Wird Horst Seehofer als Minister in die neue Regierung eintreten?

Mit Sicherheit, es ist ihm klar, dass er nach der kommenden Wahl in Bayern auch den Parteivorsitz abgeben muss. Das ist seine einzige Chance, wenn er sich noch ein bisschen Macht sichern will.

In der Pressekonferenz nach den Sondierungen hatte Seehofer plötzlich sein soziales Herz wiederentdeckt. Was für ein Amt wird er anstreben?

Ich denke, dass er statt des Innenministeriums eher das Arbeits- oder Sozialministerium anstreben wird um das soziale Gewissen der CSU zu verkörpern. Alexander Dobrindt scheint seine Rolle als Landesgruppenchef gefunden zu haben und wird wohl kein Ministeramt anstreben.

Und Schulz?

Das ist die spannendste Entscheidung. Er hatte zuvor auch kategorisch ausgeschlossen, unter einer Kanzlerin Merkel ins Kabinett einzutreten. Wenn er da eine weitere 180-Grad-Wende vollziehen wird, dann hat er meiner Meinung nach in den Augen der Wähler noch ein weiteres Glaubwürdigkeitsproblem.

Wie Schulz die SPD überzeugen könnte

Allerdings ist der Außenminister traditionell der beliebteste Politiker.

Das ist kein Gesetz, denken Sie an Guido Westerwelle. Klar ist, dass Schulz das Außenministerium anstreben muss und Merkel ihm das auch nicht verweigern kann. Aber ich halte es nicht für unproblematisch, da ihm der politische Gegner ständig seinen Wortbruch unter die Nase reiben kann.

Überrascht Sie irgendwas?

Nein, selbst das Kippen des Kooperationsverbotes in der Bildung, gegen das die Union so lange war, ist inzwischen gesellschaftlicher Konsens.

Was könnte die SPD-Delegierten überzeugen?

Bei den Renten mussten alle Parteien versichern, dass diese sicher sind.

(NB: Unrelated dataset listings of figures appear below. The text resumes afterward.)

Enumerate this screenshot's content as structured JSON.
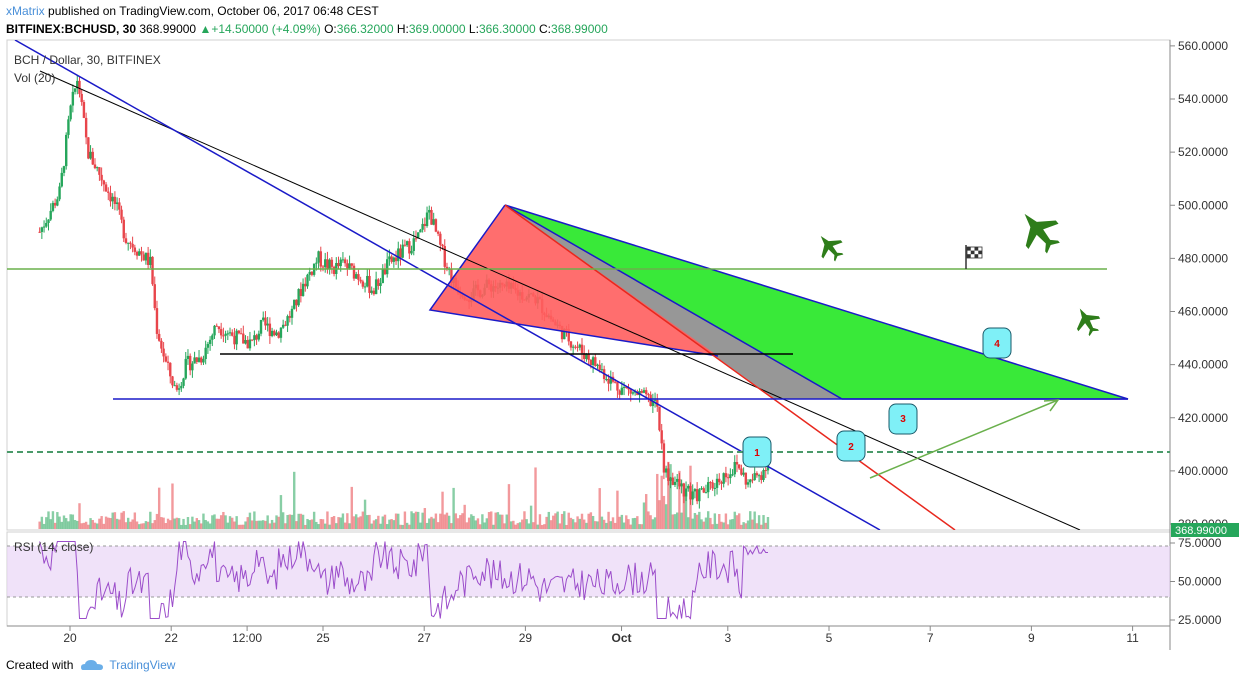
{
  "header": {
    "author": "xMatrix",
    "published": "published on TradingView.com, October 06, 2017 06:48 CEST",
    "symbol": "BITFINEX:BCHUSD, 30",
    "last": "368.99000",
    "change": "+14.50000 (+4.09%)",
    "open_label": "O:",
    "open": "366.32000",
    "high_label": "H:",
    "high": "369.00000",
    "low_label": "L:",
    "low": "366.30000",
    "close_label": "C:",
    "close": "368.99000"
  },
  "legend": {
    "pair": "BCH / Dollar, 30, BITFINEX",
    "vol": "Vol (20)",
    "rsi": "RSI (14, close)"
  },
  "footer": {
    "created": "Created with",
    "brand": "TradingView"
  },
  "colors": {
    "up": "#26a65b",
    "down": "#e8454b",
    "rsi": "#9b4dca",
    "blue_line": "#1a1ac8",
    "green_fill": "#2ee82e",
    "red_fill": "#ff5e5e",
    "grey_fill": "#8c8c8c",
    "marker": "#7ff0f7"
  },
  "markers": [
    "1",
    "2",
    "3",
    "4"
  ],
  "icons": [
    "fighter-jet-icon",
    "checkered-flag-icon"
  ],
  "chart_data": [
    {
      "type": "candlestick",
      "title": "BCH / Dollar, 30, BITFINEX",
      "x_ticks": [
        "20",
        "22",
        "12:00",
        "25",
        "27",
        "29",
        "Oct",
        "3",
        "5",
        "7",
        "9",
        "11"
      ],
      "y_ticks": [
        "560.0000",
        "540.0000",
        "520.0000",
        "500.0000",
        "480.0000",
        "460.0000",
        "440.0000",
        "420.0000",
        "400.0000",
        "380.0000"
      ],
      "ylim": [
        376,
        562
      ],
      "last_price": 368.99,
      "series_path": [
        [
          -0.6,
          490
        ],
        [
          -0.2,
          505
        ],
        [
          0.0,
          535
        ],
        [
          0.15,
          548
        ],
        [
          0.35,
          520
        ],
        [
          0.5,
          515
        ],
        [
          0.9,
          500
        ],
        [
          1.1,
          488
        ],
        [
          1.6,
          478
        ],
        [
          1.7,
          455
        ],
        [
          1.9,
          440
        ],
        [
          2.1,
          430
        ],
        [
          2.3,
          440
        ],
        [
          2.6,
          443
        ],
        [
          2.9,
          455
        ],
        [
          3.3,
          450
        ],
        [
          3.6,
          448
        ],
        [
          3.8,
          455
        ],
        [
          4.1,
          452
        ],
        [
          4.4,
          460
        ],
        [
          4.6,
          470
        ],
        [
          4.9,
          480
        ],
        [
          5.2,
          476
        ],
        [
          5.4,
          478
        ],
        [
          5.8,
          472
        ],
        [
          6.0,
          468
        ],
        [
          6.3,
          478
        ],
        [
          6.6,
          483
        ],
        [
          6.9,
          488
        ],
        [
          7.1,
          498
        ],
        [
          7.3,
          485
        ],
        [
          7.6,
          470
        ],
        [
          7.9,
          466
        ],
        [
          8.3,
          470
        ],
        [
          8.7,
          468
        ],
        [
          9.2,
          465
        ],
        [
          9.6,
          455
        ],
        [
          10.0,
          447
        ],
        [
          10.4,
          440
        ],
        [
          10.8,
          432
        ],
        [
          11.3,
          428
        ],
        [
          11.6,
          425
        ],
        [
          11.75,
          400
        ],
        [
          12.0,
          395
        ],
        [
          12.3,
          390
        ],
        [
          12.6,
          393
        ],
        [
          12.9,
          398
        ],
        [
          13.2,
          402
        ],
        [
          13.4,
          395
        ],
        [
          13.7,
          400
        ],
        [
          13.8,
          405
        ]
      ],
      "horizontal_levels": [
        {
          "name": "green resistance",
          "value": 476
        },
        {
          "name": "black level",
          "value": 444
        },
        {
          "name": "blue support",
          "value": 427
        },
        {
          "name": "dashed green",
          "value": 407
        }
      ]
    },
    {
      "type": "line",
      "title": "RSI (14, close)",
      "y_ticks": [
        "75.0000",
        "50.0000",
        "25.0000"
      ],
      "ylim": [
        22,
        78
      ],
      "band": [
        40,
        72
      ]
    }
  ]
}
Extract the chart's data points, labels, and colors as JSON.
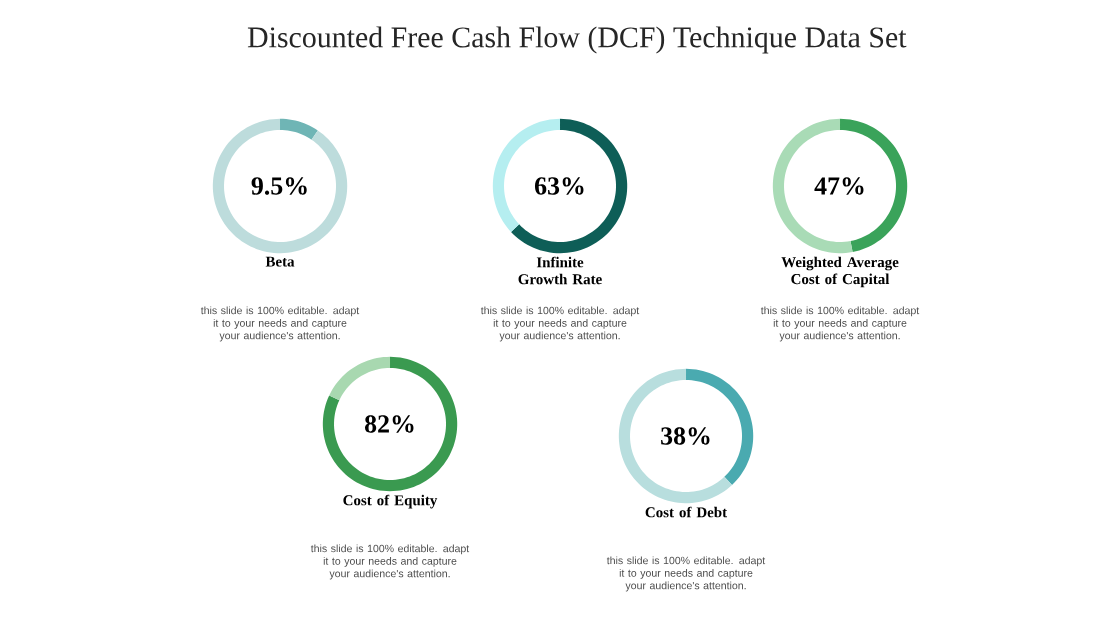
{
  "chart_data": [
    {
      "type": "other",
      "title": "Discounted Free Cash Flow (DCF) Technique Data Set"
    },
    {
      "type": "donut",
      "title": "Beta",
      "categories": [
        null,
        null
      ],
      "values": [
        9.5,
        90.5
      ],
      "colors": [
        "#6fb5b5",
        "#bddcdc"
      ],
      "annotations": [
        "9.5%",
        "this slide is 100% editable. adapt it to your needs and capture your audience's attention."
      ]
    },
    {
      "type": "donut",
      "title": "Infinite Growth Rate",
      "categories": [
        null,
        null
      ],
      "values": [
        63,
        37
      ],
      "colors": [
        "#0e5e57",
        "#b5eef0"
      ],
      "annotations": [
        "63%",
        "this slide is 100% editable. adapt it to your needs and capture your audience's attention."
      ]
    },
    {
      "type": "donut",
      "title": "Weighted Average Cost of Capital",
      "categories": [
        null,
        null
      ],
      "values": [
        47,
        53
      ],
      "colors": [
        "#3aa35a",
        "#a9dbb6"
      ],
      "annotations": [
        "47%",
        "this slide is 100% editable. adapt it to your needs and capture your audience's attention."
      ]
    },
    {
      "type": "donut",
      "title": "Cost of Equity",
      "categories": [
        null,
        null
      ],
      "values": [
        82,
        18
      ],
      "colors": [
        "#3a9a50",
        "#a8d8b0"
      ],
      "annotations": [
        "82%",
        "this slide is 100% editable. adapt it to your needs and capture your audience's attention."
      ]
    },
    {
      "type": "donut",
      "title": "Cost of Debt",
      "categories": [
        null,
        null
      ],
      "values": [
        38,
        62
      ],
      "colors": [
        "#4aaab0",
        "#b8dede"
      ],
      "annotations": [
        "38%",
        "this slide is 100% editable. adapt it to your needs and capture your audience's attention."
      ]
    }
  ]
}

Es verwunderte mich eher, dass sie dieses Thema nicht schon im Wahlkampf prominenter vertreten haben. Ich denke auch, dass die SPD gut beraten wäre, dieses Thema für ihre Klientel als großen Schlager zu verkaufen. Außerdem kann sie verkaufen, dass sie mit ihren Vorstellungen in der Flüchtlingspolitik nicht vollständig untergegangen ist. Die Klimaziele anzupassen ist eher der Realität geschuldet und die Verwendung von Glyphosat grundsätzlich beenden zu wollen ist ein Sieg für die SPD, wie auch die Aufhebung des Kooperationsverbots in der Bildungspolitik. Zwar wird die Bürgerversicherung nicht kommen, aber im Gegensatz zur Rente, der Pflege und den Flüchtlingen gehörte das auch nicht zu dem, was den Bürgern wirklich wichtig ist.

1,5 Millionen neue Wohnungen?

Man wird hier wie immer das gesetzte Ziel verfehlen.

"Umfassende Reformen in der EU und der Euro-Zone"?

Ich verstehe bis heute nicht, warum das der SPD so wichtig ist. Merkel gibt da locker nach, aber für einen Großteil der SPD-Klientel ist das problematisch: Die wollen nämlich nicht ein solidarisches Europa mit wesentlich mehr deutschen Steuergeldern für die EU.

Zusammenfassend: War das der große Wurf?

Nein, aber es war unter den gegebenen Umständen etwas, womit alle leben können.